Vietnam’s ascension to the World Trade Organisation in 2007 marked a significant milestone in its integration into the global economy. With an impressive average annual growth rate of 6.5% between 1986-2022, Vietnam presents lucrative opportunities for trade expansion. In 2022, China’s growth rate stood at 3%, while Vietnam’s growth rate was 8%.

In 2022, less than 2% of New Zealand’s exports and imports were trade with Vietnam. These figures starkly contrast with New Zealand’s trade relationship with China, where almost 28% of New Zealand’s exports were directed, and slightly over 23% of New Zealand’s imports originated in 2022.

There is significant potential for growth in this bilateral trade relationship. Vietnam’s rapidly growing economy and its status as a key manufacturing hub in Southeast Asia, attracting electronics manufacturers and assemblers, provide strong incentives for exploring and expanding economic and trade ties.

Indonesia is equally compelling. As the fourth most populous nation globally, after China, India and the United States, Indonesia holds significant potential.

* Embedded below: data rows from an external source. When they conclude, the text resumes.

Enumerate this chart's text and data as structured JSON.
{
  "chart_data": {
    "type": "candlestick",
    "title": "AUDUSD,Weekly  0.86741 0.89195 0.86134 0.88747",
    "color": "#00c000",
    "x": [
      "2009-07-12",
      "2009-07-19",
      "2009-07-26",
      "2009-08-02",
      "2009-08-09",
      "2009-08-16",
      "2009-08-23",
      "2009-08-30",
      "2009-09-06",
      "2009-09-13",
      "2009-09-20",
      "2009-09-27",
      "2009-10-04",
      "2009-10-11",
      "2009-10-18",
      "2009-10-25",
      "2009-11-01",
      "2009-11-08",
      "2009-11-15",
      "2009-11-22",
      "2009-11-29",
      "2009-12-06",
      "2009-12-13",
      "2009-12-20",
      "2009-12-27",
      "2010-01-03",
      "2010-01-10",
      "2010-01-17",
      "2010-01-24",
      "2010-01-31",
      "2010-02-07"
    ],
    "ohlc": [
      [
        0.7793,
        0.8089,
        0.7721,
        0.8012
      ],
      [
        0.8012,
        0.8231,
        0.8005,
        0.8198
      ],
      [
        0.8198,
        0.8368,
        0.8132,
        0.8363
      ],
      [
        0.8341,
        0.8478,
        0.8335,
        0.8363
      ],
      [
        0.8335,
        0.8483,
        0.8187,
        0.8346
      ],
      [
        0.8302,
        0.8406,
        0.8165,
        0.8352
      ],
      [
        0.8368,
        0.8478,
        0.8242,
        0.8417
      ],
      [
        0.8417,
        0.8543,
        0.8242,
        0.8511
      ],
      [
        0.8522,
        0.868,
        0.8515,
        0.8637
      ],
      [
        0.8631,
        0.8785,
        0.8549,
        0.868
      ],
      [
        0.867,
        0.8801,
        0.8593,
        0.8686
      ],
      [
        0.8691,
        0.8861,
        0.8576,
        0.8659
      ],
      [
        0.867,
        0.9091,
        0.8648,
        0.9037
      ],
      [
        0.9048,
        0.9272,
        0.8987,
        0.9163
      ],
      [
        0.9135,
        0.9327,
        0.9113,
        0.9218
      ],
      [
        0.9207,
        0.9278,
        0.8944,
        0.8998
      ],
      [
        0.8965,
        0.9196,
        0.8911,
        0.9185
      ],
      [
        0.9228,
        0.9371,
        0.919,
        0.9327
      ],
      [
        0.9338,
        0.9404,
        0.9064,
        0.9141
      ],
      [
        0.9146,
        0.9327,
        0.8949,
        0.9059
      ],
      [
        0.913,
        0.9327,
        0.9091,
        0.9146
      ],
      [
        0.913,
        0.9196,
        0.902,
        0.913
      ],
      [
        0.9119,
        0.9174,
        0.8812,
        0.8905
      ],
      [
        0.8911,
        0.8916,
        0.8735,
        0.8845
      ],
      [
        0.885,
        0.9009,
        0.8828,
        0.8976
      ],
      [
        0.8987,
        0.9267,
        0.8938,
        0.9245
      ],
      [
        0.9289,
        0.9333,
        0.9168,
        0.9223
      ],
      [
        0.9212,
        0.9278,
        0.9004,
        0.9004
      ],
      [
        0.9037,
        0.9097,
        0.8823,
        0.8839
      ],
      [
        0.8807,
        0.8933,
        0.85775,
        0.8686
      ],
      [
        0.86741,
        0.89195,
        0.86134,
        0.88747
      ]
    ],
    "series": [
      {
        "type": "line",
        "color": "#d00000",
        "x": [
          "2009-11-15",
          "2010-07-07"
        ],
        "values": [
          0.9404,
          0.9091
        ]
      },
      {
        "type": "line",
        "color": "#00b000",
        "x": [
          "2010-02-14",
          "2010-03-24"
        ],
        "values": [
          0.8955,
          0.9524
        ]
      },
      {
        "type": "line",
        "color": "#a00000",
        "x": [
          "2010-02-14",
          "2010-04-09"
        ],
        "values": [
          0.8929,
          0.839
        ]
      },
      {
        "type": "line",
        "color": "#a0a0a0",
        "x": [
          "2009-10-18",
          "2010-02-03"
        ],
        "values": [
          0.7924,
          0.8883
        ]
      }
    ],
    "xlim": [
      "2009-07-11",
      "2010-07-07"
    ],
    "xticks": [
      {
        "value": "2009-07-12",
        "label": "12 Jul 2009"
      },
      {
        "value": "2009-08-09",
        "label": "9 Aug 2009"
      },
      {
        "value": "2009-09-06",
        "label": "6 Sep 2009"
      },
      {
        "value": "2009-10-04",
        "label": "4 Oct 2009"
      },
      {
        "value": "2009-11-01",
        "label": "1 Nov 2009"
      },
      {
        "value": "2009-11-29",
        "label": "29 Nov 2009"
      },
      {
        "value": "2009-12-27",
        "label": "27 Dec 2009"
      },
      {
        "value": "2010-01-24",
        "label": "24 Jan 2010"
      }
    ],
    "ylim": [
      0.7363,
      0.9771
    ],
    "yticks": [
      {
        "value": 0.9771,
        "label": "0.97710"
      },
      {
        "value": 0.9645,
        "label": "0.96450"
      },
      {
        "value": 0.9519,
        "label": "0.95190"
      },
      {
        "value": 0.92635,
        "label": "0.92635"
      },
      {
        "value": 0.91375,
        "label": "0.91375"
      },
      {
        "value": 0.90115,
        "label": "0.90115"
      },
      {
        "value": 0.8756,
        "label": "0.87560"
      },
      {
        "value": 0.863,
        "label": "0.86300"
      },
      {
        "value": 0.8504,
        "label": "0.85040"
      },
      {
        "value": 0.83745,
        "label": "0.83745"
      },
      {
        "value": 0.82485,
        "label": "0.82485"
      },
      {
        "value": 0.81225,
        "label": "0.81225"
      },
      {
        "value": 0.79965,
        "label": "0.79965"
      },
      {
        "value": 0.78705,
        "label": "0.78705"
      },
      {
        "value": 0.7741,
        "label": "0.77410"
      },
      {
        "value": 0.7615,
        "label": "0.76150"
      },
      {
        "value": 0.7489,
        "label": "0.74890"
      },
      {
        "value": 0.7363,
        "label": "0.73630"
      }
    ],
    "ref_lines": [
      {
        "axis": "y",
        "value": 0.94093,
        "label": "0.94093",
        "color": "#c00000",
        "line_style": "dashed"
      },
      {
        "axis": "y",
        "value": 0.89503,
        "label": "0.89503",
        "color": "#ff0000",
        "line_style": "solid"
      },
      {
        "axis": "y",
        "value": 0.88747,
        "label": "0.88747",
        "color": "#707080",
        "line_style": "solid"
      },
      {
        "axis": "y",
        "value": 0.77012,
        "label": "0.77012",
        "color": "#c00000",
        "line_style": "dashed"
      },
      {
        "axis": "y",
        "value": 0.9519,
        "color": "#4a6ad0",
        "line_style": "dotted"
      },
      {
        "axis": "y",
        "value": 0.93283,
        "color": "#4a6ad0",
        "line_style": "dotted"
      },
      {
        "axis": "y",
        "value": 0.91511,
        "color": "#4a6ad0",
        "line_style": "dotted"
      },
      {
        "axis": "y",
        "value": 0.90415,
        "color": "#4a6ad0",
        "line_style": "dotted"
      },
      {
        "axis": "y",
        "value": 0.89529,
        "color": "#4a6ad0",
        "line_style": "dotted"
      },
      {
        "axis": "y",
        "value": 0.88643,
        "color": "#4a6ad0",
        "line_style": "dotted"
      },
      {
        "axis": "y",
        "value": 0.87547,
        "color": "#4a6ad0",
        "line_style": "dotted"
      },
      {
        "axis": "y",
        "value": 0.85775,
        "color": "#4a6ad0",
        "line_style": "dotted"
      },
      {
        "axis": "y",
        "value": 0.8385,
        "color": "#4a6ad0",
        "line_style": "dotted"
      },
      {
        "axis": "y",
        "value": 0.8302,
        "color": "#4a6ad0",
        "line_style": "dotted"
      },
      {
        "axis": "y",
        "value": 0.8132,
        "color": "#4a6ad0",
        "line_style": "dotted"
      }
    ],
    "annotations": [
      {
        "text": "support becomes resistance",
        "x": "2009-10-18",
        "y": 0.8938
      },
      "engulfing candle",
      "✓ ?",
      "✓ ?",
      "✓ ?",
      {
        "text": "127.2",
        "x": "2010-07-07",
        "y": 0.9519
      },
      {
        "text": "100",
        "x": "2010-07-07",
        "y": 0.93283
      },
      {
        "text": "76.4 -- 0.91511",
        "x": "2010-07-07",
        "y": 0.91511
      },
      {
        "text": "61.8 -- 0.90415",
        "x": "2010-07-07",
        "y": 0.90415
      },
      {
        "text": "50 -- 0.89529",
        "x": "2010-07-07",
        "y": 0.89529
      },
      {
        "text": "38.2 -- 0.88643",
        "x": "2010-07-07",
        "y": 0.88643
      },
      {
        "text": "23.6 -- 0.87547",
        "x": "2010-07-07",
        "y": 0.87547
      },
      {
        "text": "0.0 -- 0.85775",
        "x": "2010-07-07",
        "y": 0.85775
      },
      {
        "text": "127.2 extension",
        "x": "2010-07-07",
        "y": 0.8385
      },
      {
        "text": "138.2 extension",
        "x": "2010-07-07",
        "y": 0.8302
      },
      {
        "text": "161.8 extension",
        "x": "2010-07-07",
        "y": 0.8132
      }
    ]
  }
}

Indonesia’s GDP grew at an average rate of about 5% per year from 2014-19. Following the pandemic, its growth rate in 2022 stood at 5.3%. In 2022, Indonesia ranked as the 16th-largest economy.

According to a Financial Times report in November 2023, Indonesia is the world’s largest producer of nickel, a highly sought-after critical mineral essential for advancing technologies such as electric vehicle batteries. President Jokowi is entering the final months of his term, and Prabowo Subianto is set to become the future president. New Zealand’s proactive engagement with Indonesia, particularly in light of the upcoming leadership transitions, holds promise for mutually beneficial economic co-operation.

When it comes to relations with India, the 2000s were a series of missed opportunities. Australia has strengthened its economic ties with India, and there is scope for New Zealand and India to work on an economic co-operation agreement similar to the Australia-India Economic Co-operation and Trade Agreement.

New Zealand has not fully realised the potential of its trade and investment relationship with South and Southeast Asia.

Embracing strategies similar to Australia’s initiative to establish investment hubs in key Southeast Asian cities can further enhance New Zealand’s trade and investment prospects.

— Murat Ungor is a senior lecturer in the University of Otago’s department of economics.